Je l’ai vécu de manière très amusante. Je sais que Kusturica avait été plus ou moins prévenu que j’allais être en constante opposition par rapport à ses goûts. Il m’a ainsi souvent parlé de son admiration pour Robert Bresson puisque certains comparent mon cinéma au sien !
Justement, ce statut d’héritier de Bresson vous convient-il ou, au contraire, vous pèse-t-il ?
C’est comme toute réputation : elle est à double tranchant et éventuellement très fausse. Il n’y a pas de fumée sans feu et je ne peux pas nier que j’ai une forte tendance à épurer… Mais ce constat étant fait, je suis prêt à tout. Je prends plaisir à réaliser des films et je suis loin d’un état d’esprit très développé dans la profession concernant la difficulté de faire du cinéma aujourd’hui en France. Je n’ai jamais été un champion du box-office mais j’ai toujours réussi à tourner. J’ai tourné L’intouchable dans une économie très stricte (700 000 E). Mais je bénis je ne sais quel Dieu de m’avoir fait français pour exercer ma profession de cinéaste. C’est une chance que je martèle constamment et un système qu’il faut sans cesse protéger.
Vous avez exploré nombre de modes narratifs (fiction, théâtre, opéra) mais aussi de vecteurs, puisque vous avez également travaillé pour la télévision sur Princesse Marie ...
C’était une demande de Catherine Deneuve et je ne pouvais pas dire non. J’ai disposé de moyens à la télévision que je n’aurais sans doute jamais eus au cinéma. C’était un film parfaitement produit et j’en garde un souvenir merveilleux. J’ai également travaillé tout récemment pour France 2.
Un premier livre sur vous, écrit par Xavier Lardoux, a été publié au printemps ; une rétrospective est annoncée à la Cinémathèque… Quel effet cela vous fait-il ?
Je suis certes honoré, mais j’ai pris conscience que je n’avais pas l’âge que je croyais avoir ! Je suis étonné d’avoir fait autant de films, mais pour le reste, je demeure un sceptique sur tout cela, car chaque film est pour moi un recommencement, une première fois ...

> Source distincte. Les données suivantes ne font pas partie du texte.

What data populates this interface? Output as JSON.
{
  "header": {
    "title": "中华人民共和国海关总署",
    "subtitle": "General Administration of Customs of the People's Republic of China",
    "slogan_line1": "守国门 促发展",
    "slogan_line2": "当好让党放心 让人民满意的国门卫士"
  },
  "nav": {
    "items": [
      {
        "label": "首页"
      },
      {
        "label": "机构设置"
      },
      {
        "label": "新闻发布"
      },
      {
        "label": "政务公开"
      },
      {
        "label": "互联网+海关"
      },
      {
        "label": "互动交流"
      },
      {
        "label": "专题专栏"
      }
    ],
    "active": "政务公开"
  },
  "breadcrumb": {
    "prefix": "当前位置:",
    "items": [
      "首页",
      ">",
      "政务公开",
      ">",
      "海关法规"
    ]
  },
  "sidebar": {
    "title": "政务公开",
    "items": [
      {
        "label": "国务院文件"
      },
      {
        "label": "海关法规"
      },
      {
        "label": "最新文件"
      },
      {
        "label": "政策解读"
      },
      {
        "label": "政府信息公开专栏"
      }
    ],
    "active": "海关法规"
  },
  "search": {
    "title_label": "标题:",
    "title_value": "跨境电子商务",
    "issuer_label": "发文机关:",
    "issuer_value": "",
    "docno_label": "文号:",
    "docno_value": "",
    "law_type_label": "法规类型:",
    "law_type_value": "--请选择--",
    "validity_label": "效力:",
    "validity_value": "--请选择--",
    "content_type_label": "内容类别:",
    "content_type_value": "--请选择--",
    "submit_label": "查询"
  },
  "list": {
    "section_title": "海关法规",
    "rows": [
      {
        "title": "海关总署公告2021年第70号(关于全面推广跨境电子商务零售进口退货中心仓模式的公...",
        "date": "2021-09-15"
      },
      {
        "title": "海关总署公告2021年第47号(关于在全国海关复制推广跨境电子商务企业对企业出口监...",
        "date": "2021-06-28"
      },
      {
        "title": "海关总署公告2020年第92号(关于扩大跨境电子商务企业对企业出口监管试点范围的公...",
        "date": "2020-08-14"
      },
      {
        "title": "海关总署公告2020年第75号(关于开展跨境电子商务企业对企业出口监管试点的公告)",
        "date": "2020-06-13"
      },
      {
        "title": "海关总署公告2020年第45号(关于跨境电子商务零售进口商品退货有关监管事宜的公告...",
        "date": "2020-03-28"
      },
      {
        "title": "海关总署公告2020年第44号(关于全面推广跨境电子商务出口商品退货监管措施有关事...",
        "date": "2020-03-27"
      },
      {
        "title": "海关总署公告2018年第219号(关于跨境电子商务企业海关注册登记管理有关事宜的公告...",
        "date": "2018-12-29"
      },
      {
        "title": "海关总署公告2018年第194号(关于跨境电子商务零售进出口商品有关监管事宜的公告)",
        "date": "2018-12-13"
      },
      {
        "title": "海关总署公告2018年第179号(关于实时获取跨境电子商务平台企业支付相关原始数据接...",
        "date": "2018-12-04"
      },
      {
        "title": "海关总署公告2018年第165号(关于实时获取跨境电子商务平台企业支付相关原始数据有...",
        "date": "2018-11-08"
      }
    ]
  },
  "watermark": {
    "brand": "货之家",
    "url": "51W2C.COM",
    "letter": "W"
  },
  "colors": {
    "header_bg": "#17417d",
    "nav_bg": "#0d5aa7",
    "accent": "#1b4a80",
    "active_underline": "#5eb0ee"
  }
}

Quels sont vos projets aujourd’hui ?
Je travaillais sur un film en langue anglaise, Capri 1934, une adaptation d’un texte de Moravia, mais la production vient d’être arrêtée, pour des raisons qui m’échappent un peu. En revanche, je travaille sur deux longs métrages. Le premier, avec Philippe Carcassonne, est prévu pour le printemps prochain. Il s’agira d’une histoire d’amour et d’envoûtement à la fin du XIXe siècle, probablement avec Isild Le Besco. J’entreprends également l’écriture pour Isabelle Huppert de Villa Amaria, d’après le roman de Pascal Quignard. Le film sera produit par Édouard Weil.